SBD/December 22, 2011/2011 Year in Review

Higher Education: The College Sports Headlines Of The Year

The college sports landscape changed dramatically during the past 12 months. Here are some of the more notable headlines that impacted campuses from College Park to College Station and all spots in between.

Sandusky was arrested on more than 40
counts of child sexual abuse

SCANDALS ROCK THE INDUSTRY: The college sports world was rocked in November when former Penn State assistant football coach Jerry Sandusky was arrested on more than 40 counts of child sexual abuse. The scandal quickly brought down all the major players in Happy Valley, including President Graham Spanier, AD Tim Curley and legendary coach Joe Paterno. Just two weeks later, sexual molestation charges were brought against Syracuse assistant men’s basketball coach Bernie Fine by two former ball boys, claiming the abuse lasted for decades.

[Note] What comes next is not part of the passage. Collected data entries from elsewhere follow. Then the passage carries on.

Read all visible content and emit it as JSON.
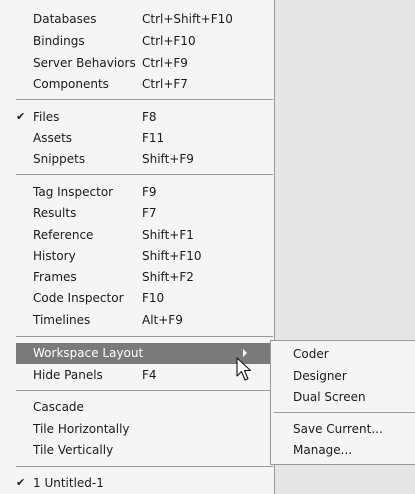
{
  "menu": {
    "items": [
      {
        "label": "Databases",
        "shortcut": "Ctrl+Shift+F10"
      },
      {
        "label": "Bindings",
        "shortcut": "Ctrl+F10"
      },
      {
        "label": "Server Behaviors",
        "shortcut": "Ctrl+F9"
      },
      {
        "label": "Components",
        "shortcut": "Ctrl+F7"
      },
      {
        "label": "Files",
        "shortcut": "F8",
        "checked": true
      },
      {
        "label": "Assets",
        "shortcut": "F11"
      },
      {
        "label": "Snippets",
        "shortcut": "Shift+F9"
      },
      {
        "label": "Tag Inspector",
        "shortcut": "F9"
      },
      {
        "label": "Results",
        "shortcut": "F7"
      },
      {
        "label": "Reference",
        "shortcut": "Shift+F1"
      },
      {
        "label": "History",
        "shortcut": "Shift+F10"
      },
      {
        "label": "Frames",
        "shortcut": "Shift+F2"
      },
      {
        "label": "Code Inspector",
        "shortcut": "F10"
      },
      {
        "label": "Timelines",
        "shortcut": "Alt+F9"
      },
      {
        "label": "Workspace Layout",
        "shortcut": "",
        "highlighted": true,
        "has_submenu": true
      },
      {
        "label": "Hide Panels",
        "shortcut": "F4"
      },
      {
        "label": "Cascade",
        "shortcut": ""
      },
      {
        "label": "Tile Horizontally",
        "shortcut": ""
      },
      {
        "label": "Tile Vertically",
        "shortcut": ""
      },
      {
        "label": "1 Untitled-1",
        "shortcut": "",
        "checked": true
      }
    ],
    "check_glyph": "✔",
    "highlight_color": "#7a7a7a"
  },
  "submenu": {
    "items": [
      {
        "label": "Coder"
      },
      {
        "label": "Designer"
      },
      {
        "label": "Dual Screen"
      },
      {
        "label": "Save Current..."
      },
      {
        "label": "Manage..."
      }
    ]
  }
}
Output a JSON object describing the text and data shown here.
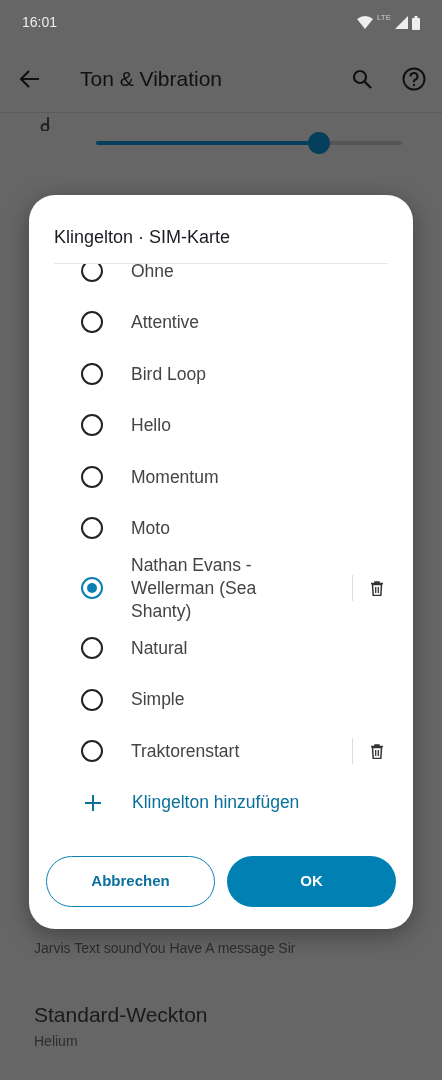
{
  "status_bar": {
    "time": "16:01",
    "network": "LTE"
  },
  "app_bar": {
    "title": "Ton & Vibration"
  },
  "volume_slider": {
    "level": 0.73
  },
  "background_items": [
    {
      "subtitle": "Jarvis Text soundYou Have A message Sir"
    },
    {
      "title": "Standard-Weckton",
      "subtitle": "Helium"
    }
  ],
  "dialog": {
    "title": "Klingelton · SIM-Karte",
    "options": [
      {
        "label": "Ohne",
        "selected": false,
        "deletable": false
      },
      {
        "label": "Attentive",
        "selected": false,
        "deletable": false
      },
      {
        "label": "Bird Loop",
        "selected": false,
        "deletable": false
      },
      {
        "label": "Hello",
        "selected": false,
        "deletable": false
      },
      {
        "label": "Momentum",
        "selected": false,
        "deletable": false
      },
      {
        "label": "Moto",
        "selected": false,
        "deletable": false
      },
      {
        "label": "Nathan Evans - Wellerman (Sea Shanty)",
        "selected": true,
        "deletable": true
      },
      {
        "label": "Natural",
        "selected": false,
        "deletable": false
      },
      {
        "label": "Simple",
        "selected": false,
        "deletable": false
      },
      {
        "label": "Traktorenstart",
        "selected": false,
        "deletable": true
      }
    ],
    "add_label": "Klingelton hinzufügen",
    "buttons": [
      {
        "label": "Abbrechen",
        "kind": "outline"
      },
      {
        "label": "OK",
        "kind": "filled"
      }
    ]
  }
}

WHO’S GOT A MAP? Conference realignment was a major topic for the second consecutive year, with Texas A&M sparking the renewed fervor by leaving the Big 12 for the SEC. Other major programs switching conference allegiances are Pitt, Syracuse, Missouri and West Virginia. And that says nothing of the new Big East -- TCU left without ever really joining and geography majors were left scratching their heads when the conference expanded to add Boise State and San Diego State in football.

YOU BETTER WORK IT: The college football sideline often looked like a fashion show this fall as many teams trotted out new or special uniforms. But the fashion revolution hit hardest at Maryland, as the Terrapins debuted their new Under Armour “Pride” uniforms. The jerseys, helmets and shoes were inspired by the Maryland state flag and designed to bring attention to the school. They instantly became a trending topic on Twitter and were described as “hideously spectacular.”

Carrier Classic was played on USS Carl
Vinson off coast of San Diego

I’M ON A BOAT: North Carolina and Michigan State tipped off their basketball season at sea on Veterans Day by participating in the inaugural Quicken Loans Carrier Classic upon the USS Carl Vinson off the coast of San Diego. The game featured both teams wearing camouflage uniforms and Carolina coach Roy Williams wore combat boots to honor the Navy. President Obama was in attendance, and ESPN’s Dick Vitale called the setting probably “the best I’ve seen in my 33 years.”

THE NEW KID IN TOWN: The ’11 College World Series was held for the first time at TD Ameritrade Park Omaha after being played at celebrated Rosenblatt Stadium for the past 60 years. The new $131M facility drew rave reviews, with the NCAA’s Dennis Poppe saying the event went “amazingly well.” A CWS record crowd of 26,721 attended the championship game to see South Carolina claim its second consecutive title.

CHIP COUNT: Auburn’s Wes Byrum was lining up for the potential national championship-winning field goal when Brent Musburger coyly slipped in, “This is for all the Tostitos.” The reference to the game’s title sponsor instantly sparked a debate as to whether Musburger was "having great fun or making a shameless plug.” Frito-Lay claimed they had nothing to do with it but felt “fortunate” and “delighted” with the veteran announcer’s ad-lib.

Oregon basketball court was named in honor of
Nike Chair Phil Knight’s late son, Matthew

SEEING THE FOREST FOR THE TREES: The beginning of the year brought the opening of Oregon’s Matthew Knight Arena, a $227M, 12,500-seat basketball facility named in honor of Nike Chair Phil Knight’s late son. The arena featured no suites but has two club areas, one of which requires a $500,000 minimum donation over five years. It also sported one of the most distinct courts in America, with the paint job intended to reference the Tall Furs in the region.

MUCH ADO ABOUT NOTHING: Robert Burton gave UConn $3M to build the Burton Family Football Complex, but this year asked for his money back and requested that the family’s name be removed from the building. Burton cited disagreements with the school’s AD over the decision to hire Paul Pasqualoni as UConn’s football coach. Burton, however, dropped his request a couple of weeks later and was back in the fold.